Kaybettiğin kim varsa önce onlara gidersin.
Bilirsin bayramlıklarını giymiş beklerler
seni.
Görürler, duyarlar.
Dua edersin.
İçten içe içini döker, büyüklerin
ellerinden küçüklerin gözlerinden öpersin.
Sonra gerçek hayata dönersin.
Hiç yıkamamış gibi arefe banyosunda
çitilersin çocukları.
Yaşlı olmasan da vardır illa ki bayram
anıların,
uyutmadan önce ninni niyetine anlatırsın.

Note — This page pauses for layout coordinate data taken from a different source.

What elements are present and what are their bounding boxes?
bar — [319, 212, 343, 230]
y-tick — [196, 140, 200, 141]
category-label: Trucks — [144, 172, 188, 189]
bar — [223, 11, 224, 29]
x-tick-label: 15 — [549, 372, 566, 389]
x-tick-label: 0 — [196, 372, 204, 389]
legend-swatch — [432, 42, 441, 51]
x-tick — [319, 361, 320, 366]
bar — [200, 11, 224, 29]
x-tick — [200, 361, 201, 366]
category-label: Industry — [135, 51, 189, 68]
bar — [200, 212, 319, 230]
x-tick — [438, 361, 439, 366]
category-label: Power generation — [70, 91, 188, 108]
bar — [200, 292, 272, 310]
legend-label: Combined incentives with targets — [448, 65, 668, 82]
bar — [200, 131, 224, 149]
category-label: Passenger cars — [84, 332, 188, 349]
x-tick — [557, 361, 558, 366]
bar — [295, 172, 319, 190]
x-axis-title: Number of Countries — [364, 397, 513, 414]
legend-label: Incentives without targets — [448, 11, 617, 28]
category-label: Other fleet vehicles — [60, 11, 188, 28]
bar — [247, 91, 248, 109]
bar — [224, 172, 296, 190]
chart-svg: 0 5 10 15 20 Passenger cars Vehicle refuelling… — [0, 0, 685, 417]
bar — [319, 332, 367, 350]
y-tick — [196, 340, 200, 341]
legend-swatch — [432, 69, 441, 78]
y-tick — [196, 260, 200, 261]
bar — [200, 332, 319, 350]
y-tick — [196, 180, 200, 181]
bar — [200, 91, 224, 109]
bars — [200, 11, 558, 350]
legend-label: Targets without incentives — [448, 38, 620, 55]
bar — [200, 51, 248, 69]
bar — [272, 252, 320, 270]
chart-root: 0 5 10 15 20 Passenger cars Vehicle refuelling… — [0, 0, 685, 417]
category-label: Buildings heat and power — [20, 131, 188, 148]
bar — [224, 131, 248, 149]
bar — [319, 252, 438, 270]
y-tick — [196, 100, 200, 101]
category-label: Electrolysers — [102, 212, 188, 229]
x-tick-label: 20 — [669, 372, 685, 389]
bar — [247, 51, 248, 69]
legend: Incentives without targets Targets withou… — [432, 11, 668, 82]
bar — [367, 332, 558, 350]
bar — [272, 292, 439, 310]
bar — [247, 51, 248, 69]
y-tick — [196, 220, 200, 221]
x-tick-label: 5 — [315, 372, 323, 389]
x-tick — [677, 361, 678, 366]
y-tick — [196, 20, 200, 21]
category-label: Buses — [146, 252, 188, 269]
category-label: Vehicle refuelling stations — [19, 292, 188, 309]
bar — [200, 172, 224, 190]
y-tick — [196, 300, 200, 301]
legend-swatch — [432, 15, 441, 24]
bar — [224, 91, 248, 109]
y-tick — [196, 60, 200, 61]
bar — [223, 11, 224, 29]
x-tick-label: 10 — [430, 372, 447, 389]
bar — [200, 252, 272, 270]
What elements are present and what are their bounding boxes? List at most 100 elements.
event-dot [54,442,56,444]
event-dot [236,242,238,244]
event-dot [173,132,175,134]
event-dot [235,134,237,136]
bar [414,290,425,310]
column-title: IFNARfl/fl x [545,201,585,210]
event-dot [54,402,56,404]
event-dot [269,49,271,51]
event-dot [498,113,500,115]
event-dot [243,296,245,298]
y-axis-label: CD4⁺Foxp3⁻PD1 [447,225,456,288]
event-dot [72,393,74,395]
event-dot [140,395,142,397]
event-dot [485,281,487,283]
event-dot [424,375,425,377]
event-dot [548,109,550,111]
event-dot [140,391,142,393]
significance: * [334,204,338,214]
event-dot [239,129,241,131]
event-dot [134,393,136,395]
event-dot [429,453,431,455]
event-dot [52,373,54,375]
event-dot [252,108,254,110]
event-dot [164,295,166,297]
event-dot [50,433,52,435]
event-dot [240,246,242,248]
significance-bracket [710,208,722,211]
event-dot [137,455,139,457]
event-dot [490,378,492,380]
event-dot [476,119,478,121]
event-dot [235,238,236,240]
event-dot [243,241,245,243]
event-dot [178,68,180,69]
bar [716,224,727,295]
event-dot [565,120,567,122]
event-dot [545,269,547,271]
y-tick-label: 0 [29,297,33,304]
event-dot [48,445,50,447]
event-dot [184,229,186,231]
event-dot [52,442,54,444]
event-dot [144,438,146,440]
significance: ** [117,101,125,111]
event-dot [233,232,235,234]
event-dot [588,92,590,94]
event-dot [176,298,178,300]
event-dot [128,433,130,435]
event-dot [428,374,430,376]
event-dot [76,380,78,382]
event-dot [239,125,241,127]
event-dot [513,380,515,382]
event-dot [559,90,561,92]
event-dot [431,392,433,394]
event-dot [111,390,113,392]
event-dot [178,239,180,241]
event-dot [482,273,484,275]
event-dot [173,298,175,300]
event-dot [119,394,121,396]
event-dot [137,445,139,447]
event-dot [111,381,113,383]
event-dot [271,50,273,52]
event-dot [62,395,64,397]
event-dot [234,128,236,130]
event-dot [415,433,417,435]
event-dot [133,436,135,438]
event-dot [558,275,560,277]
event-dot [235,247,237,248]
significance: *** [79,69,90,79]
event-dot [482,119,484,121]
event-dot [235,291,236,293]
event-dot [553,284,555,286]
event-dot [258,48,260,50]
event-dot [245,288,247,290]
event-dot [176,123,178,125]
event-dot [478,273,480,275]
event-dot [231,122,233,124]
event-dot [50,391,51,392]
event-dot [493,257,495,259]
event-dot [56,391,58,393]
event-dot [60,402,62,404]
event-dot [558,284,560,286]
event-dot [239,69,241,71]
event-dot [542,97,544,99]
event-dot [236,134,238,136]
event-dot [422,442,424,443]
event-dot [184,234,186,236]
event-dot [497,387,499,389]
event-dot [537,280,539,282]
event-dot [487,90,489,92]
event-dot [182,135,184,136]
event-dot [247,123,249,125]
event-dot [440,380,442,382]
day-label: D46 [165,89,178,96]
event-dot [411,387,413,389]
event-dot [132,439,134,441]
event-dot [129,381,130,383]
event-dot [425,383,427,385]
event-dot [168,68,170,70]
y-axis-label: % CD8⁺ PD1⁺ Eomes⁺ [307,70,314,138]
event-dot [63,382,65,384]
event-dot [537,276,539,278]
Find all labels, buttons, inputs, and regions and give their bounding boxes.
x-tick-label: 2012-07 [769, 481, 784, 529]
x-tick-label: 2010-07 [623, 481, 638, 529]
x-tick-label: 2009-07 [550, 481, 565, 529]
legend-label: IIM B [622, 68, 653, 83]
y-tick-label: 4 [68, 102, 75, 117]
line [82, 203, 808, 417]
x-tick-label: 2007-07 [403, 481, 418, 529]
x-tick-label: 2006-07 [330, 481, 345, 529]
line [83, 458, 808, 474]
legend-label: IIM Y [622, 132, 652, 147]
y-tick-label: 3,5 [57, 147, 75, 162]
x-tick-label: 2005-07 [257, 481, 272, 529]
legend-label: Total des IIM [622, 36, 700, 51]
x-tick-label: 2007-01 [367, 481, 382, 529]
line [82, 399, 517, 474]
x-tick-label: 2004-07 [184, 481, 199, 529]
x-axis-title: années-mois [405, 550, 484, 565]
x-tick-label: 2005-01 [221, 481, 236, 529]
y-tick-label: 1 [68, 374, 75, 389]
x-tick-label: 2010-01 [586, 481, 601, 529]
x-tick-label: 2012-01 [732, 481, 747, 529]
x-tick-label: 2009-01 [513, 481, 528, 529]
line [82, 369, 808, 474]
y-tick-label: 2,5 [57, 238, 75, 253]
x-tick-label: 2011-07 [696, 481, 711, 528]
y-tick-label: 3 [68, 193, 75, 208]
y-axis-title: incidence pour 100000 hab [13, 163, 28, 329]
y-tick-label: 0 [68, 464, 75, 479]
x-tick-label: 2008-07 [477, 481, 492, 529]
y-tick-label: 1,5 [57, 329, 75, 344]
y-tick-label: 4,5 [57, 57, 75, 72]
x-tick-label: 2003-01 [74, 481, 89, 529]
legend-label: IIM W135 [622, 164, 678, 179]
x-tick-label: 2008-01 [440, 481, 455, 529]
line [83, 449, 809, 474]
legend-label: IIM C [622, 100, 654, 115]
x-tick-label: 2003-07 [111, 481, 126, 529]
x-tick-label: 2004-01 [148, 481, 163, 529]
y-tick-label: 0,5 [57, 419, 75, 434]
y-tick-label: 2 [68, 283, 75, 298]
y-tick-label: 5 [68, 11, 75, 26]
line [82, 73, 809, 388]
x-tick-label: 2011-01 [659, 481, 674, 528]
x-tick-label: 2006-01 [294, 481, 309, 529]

Herkes uyuyunca bayramlıkları ütüler,
salona sıra sıra dizer,
Rengarenk şekerlemeleri masanın üzerine
yerleştirir,
yatmadan önce suç işler gibi yersin.
Bayram;
Erken kalkmanın keyif verdiği nadir bir
gündür.
Baba namazdan gelene kadar, evin içinde
koşuşturmaktır.
Bayramlıkları giymek, heyecanla iki dirhem
bir çekirdek beklemektir.
El öpmektir her yaşta.
Kocadan bayram harçlığı almak için verdiğin
mücadeledirJ
Kalabalık kahvaltı sofrasıdır.
Ruhun beslenirken aç kalan midenin
bayramıdır en başta.
Mutlulukla çalınan, güler yüzle açılan
kapılardır.
Çocuk hediyelerinin açılış anına tanık
olmaktır.
El yapımı baklavalar, çeşit çeşit çikolata
lokumlardır.
Telefonun diğer ucundaki özlem dolu sesler,
Pek anlamadığın ama seni gülümseten şiir
tadında upuzun mesajlardır.
Her sene başında acaba bu yıl kaç gün diye
takvime baktığın tatildir aynı zamanda.
Ziyaretler bittiğinde sakin İstanbul’un
keşfidir.
Sizin anlayacağınız,
Benim için fazlasıyla gelenekseldirJ
Çocuk neşesinde, kalabalık, gelenekli
görenekli, mutlu bir bayram istiyorum.